O governo brasileiro, ao firmar o contrato com a Brazil Railway Company, declarou a área como devoluta, ou seja, como se ninguém ocupasse aquelas terras. "A área total assim obtida deveria ser escolhida e demarcada, sem levar em conta sesmarias nem posses, dentro de uma zona de trinta quilômetros, ou seja, quinze para cada lado". Isso, e até mesmo a própria outorga da concessão feita à Brazil Railway Company, contrariava a chamada Lei de Terras de 1850 [4]. Não obstante, o governo do Paraná reconheceu os direitos da ferrovia; atuou na questão, como advogado da Brazil Railway, Affonso Camargo, então vice-presidente do Estado Esses camponeses que viram o direito às terras que ocupavam ser usurpado, e os trabalhadores que foram demitidos pela companhia (1910), decidiram então ouvir a voz do monge José Maria, sob o comando do qual organizaram uma comunidade. Resultando infrutíferas quaisquer tentativas de retomada das terras - que foram declaradas "terras devolutas" pelo governo brasileiro no contrato firmado com a ferrovia - cada vez mais se passou a contestar a legalidade da desapropriação. Uniram-se ao grupo diversos fazendeiros que, por conta da concessão, estavam perdendo terras para o grupo de Farquhar, bem como para os coronéis manda-chuvas da região. O "santo monge" João Maria rebelou-se, então, contra a recém formada república brasileira e decidiu dar status de governo independente à comunidade que comandava. Para ele, a República era a "lei do diabo". Nomeou "Imperador do Brasil" um fazendeiro analfabeto, nomeou a comunidade de "Quadro Santo" e criou uma guarda de honra constituída por 24 cavaleiros que intitulou de "Doze Pares de França", numa alusão à cavalaria de Carlos Magno na Idade Média.
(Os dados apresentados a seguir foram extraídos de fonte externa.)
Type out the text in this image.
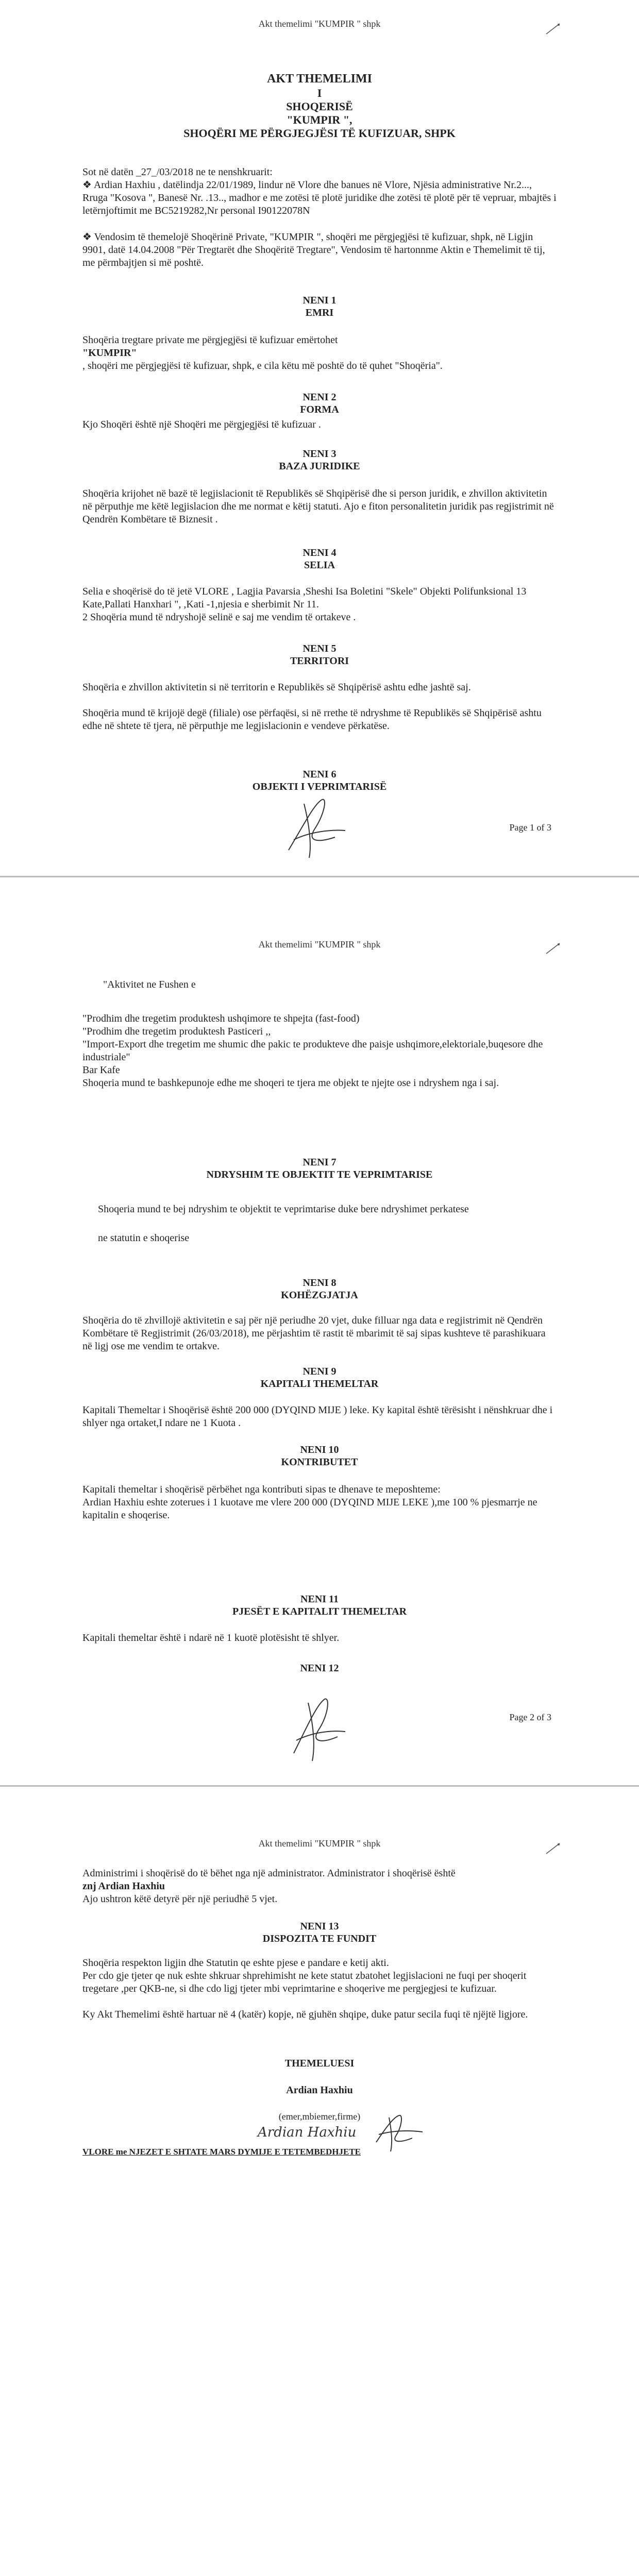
Akt themelimi "KUMPIR " shpk
AKT THEMELIMI
I
SHOQERISË
"KUMPIR ",
SHOQËRI ME PËRGJEGJËSI TË KUFIZUAR, SHPK
Sot në datën _27_/03/2018 ne te nenshkruarit:
❖ Ardian Haxhiu , datëlindja 22/01/1989, lindur në Vlore dhe banues në Vlore, Njësia administrative Nr.2..., Rruga "Kosova ", Banesë Nr. .13.., madhor e me zotësi të plotë juridike dhe zotësi të plotë për të vepruar, mbajtës i letërnjoftimit me BC5219282,Nr personal I90122078N
❖ Vendosim të themelojë Shoqërinë Private, "KUMPIR ", shoqëri me përgjegjësi të kufizuar, shpk, në Ligjin 9901, datë 14.04.2008 "Për Tregtarët dhe Shoqëritë Tregtare", Vendosim të hartonnme Aktin e Themelimit të tij, me përmbajtjen si më poshtë.
NENI 1
EMRI
Shoqëria tregtare private me përgjegjësi të kufizuar emërtohet
"KUMPIR"
, shoqëri me përgjegjësi të kufizuar, shpk, e cila këtu më poshtë do të quhet "Shoqëria".
NENI 2
FORMA
Kjo Shoqëri është një Shoqëri me përgjegjësi të kufizuar .
NENI 3
BAZA JURIDIKE
Shoqëria krijohet në bazë të legjislacionit të Republikës së Shqipërisë dhe si person juridik, e zhvillon aktivitetin në përputhje me këtë legjislacion dhe me normat e këtij statuti. Ajo e fiton personalitetin juridik pas regjistrimit në Qendrën Kombëtare të Biznesit .
NENI 4
SELIA
Selia e shoqërisë do të jetë VLORE , Lagjia Pavarsia ,Sheshi Isa Boletini "Skele" Objekti Polifunksional 13 Kate,Pallati Hanxhari ", ,Kati -1,njesia e sherbimit Nr 11.
2 Shoqëria mund të ndryshojë selinë e saj me vendim të ortakeve .
NENI 5
TERRITORI
Shoqëria e zhvillon aktivitetin si në territorin e Republikës së Shqipërisë ashtu edhe jashtë saj.
Shoqëria mund të krijojë degë (filiale) ose përfaqësi, si në rrethe të ndryshme të Republikës së Shqipërisë ashtu edhe në shtete të tjera, në përputhje me legjislacionin e vendeve përkatëse.
NENI 6
OBJEKTI I VEPRIMTARISË
Page 1 of 3
Akt themelimi "KUMPIR " shpk
"Aktivitet ne Fushen e
"Prodhim dhe tregetim produktesh ushqimore te shpejta (fast-food)
"Prodhim dhe tregetim produktesh Pasticeri ,,
"Import-Export dhe tregetim me shumic dhe pakic te produkteve dhe paisje ushqimore,elektoriale,buqesore dhe industriale"
Bar Kafe
Shoqeria mund te bashkepunoje edhe me shoqeri te tjera me objekt te njejte ose i ndryshem nga i saj.
NENI 7
NDRYSHIM TE OBJEKTIT TE VEPRIMTARISE
Shoqeria mund te bej ndryshim te objektit te veprimtarise duke bere ndryshimet perkatese
ne statutin e shoqerise
NENI 8
KOHËZGJATJA
Shoqëria do të zhvillojë aktivitetin e saj për një periudhe 20 vjet, duke filluar nga data e regjistrimit në Qendrën Kombëtare të Regjistrimit (26/03/2018), me përjashtim të rastit të mbarimit të saj sipas kushteve të parashikuara në ligj ose me vendim te ortakve.
NENI 9
KAPITALI THEMELTAR
Kapitali Themeltar i Shoqërisë është 200 000 (DYQIND MIJE ) leke. Ky kapital është tërësisht i nënshkruar dhe i shlyer nga ortaket,I ndare ne 1 Kuota .
NENI 10
KONTRIBUTET
Kapitali themeltar i shoqërisë përbëhet nga kontributi sipas te dhenave te meposhteme:
Ardian Haxhiu eshte zoterues i 1 kuotave me vlere 200 000 (DYQIND MIJE LEKE ),me 100 % pjesmarrje ne kapitalin e shoqerise.
NENI 11
PJESËT E KAPITALIT THEMELTAR
Kapitali themeltar është i ndarë në 1 kuotë plotësisht të shlyer.
NENI 12
Page 2 of 3
Akt themelimi "KUMPIR " shpk
Administrimi i shoqërisë do të bëhet nga një administrator. Administrator i shoqërisë është
znj Ardian Haxhiu
Ajo ushtron këtë detyrë për një periudhë 5 vjet.
NENI 13
DISPOZITA TE FUNDIT
Shoqëria respekton ligjin dhe Statutin qe eshte pjese e pandare e ketij akti.
Per cdo gje tjeter qe nuk eshte shkruar shprehimisht ne kete statut zbatohet legjislacioni ne fuqi per shoqerit tregetare ,per QKB-ne, si dhe cdo ligj tjeter mbi veprimtarine e shoqerive me pergjegjesi te kufizuar.
Ky Akt Themelimi është hartuar në 4 (katër) kopje, në gjuhën shqipe, duke patur secila fuqi të njëjtë ligjore.
THEMELUESI
Ardian Haxhiu
(emer,mbiemer,firme)
Ardian Haxhiu
VLORE me NJEZET E SHTATE MARS DYMIJE E TETEMBEDHJETE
Vejam como o fanatismo religioso reinava naquela época. Os crentes foram ameaçados e a luta começou. A luta que levou o nome de Contestado durou quatro anos e teve um saldo negativo de cinco mil mortos. A guerra do Contestado teve um final como o de Canudos. A guerra do Contestado inicia-se neste ponto: em defesa de suas terras, várias tropas do Regimento de Segurança do Paraná são enviadas para o local, a fim de obrigar os invasores a voltar para Santa Catarina. Estamos em outubro de 1912. Mas as coisas ocorrem bem diferentes do planejado. Tem início um confronto sangrento entre tropas do governo e fiéis do Contestado no lugar chamado "Banhado Grande". Ao término da luta, estão sem vida dezenas de pessoas, de ambos os lados. Morreram no confronto o coronel João Gualberto, que comandava as tropas, e também o monge José Maria, mas os partidários do contestado tinham conseguido a sua primeira vitória.

José Maria é enterrado com tábuas pelos seus fiéis, a fim de facilitar a sua ressurreição, já que os caboclos acreditavam que este ressuscitaria acompanhado de um Exército Encantado, vulgarmente chamado de Exército de São Sebastião, que os ajudaria a fortalecer a Monarquia Celeste e a derrubar a República, que cada vez mais se acreditava ser um instrumento do diabo, dominado pelas figuras dos coronéis. Vejam até que ponto chega à incredulidade humana. Este é mais um fato de deve ser estudado pelos brasileiros para que tomem conhecimento das lutas armadas do passado que aconteceram em solo brasileiro. Pensem nisso!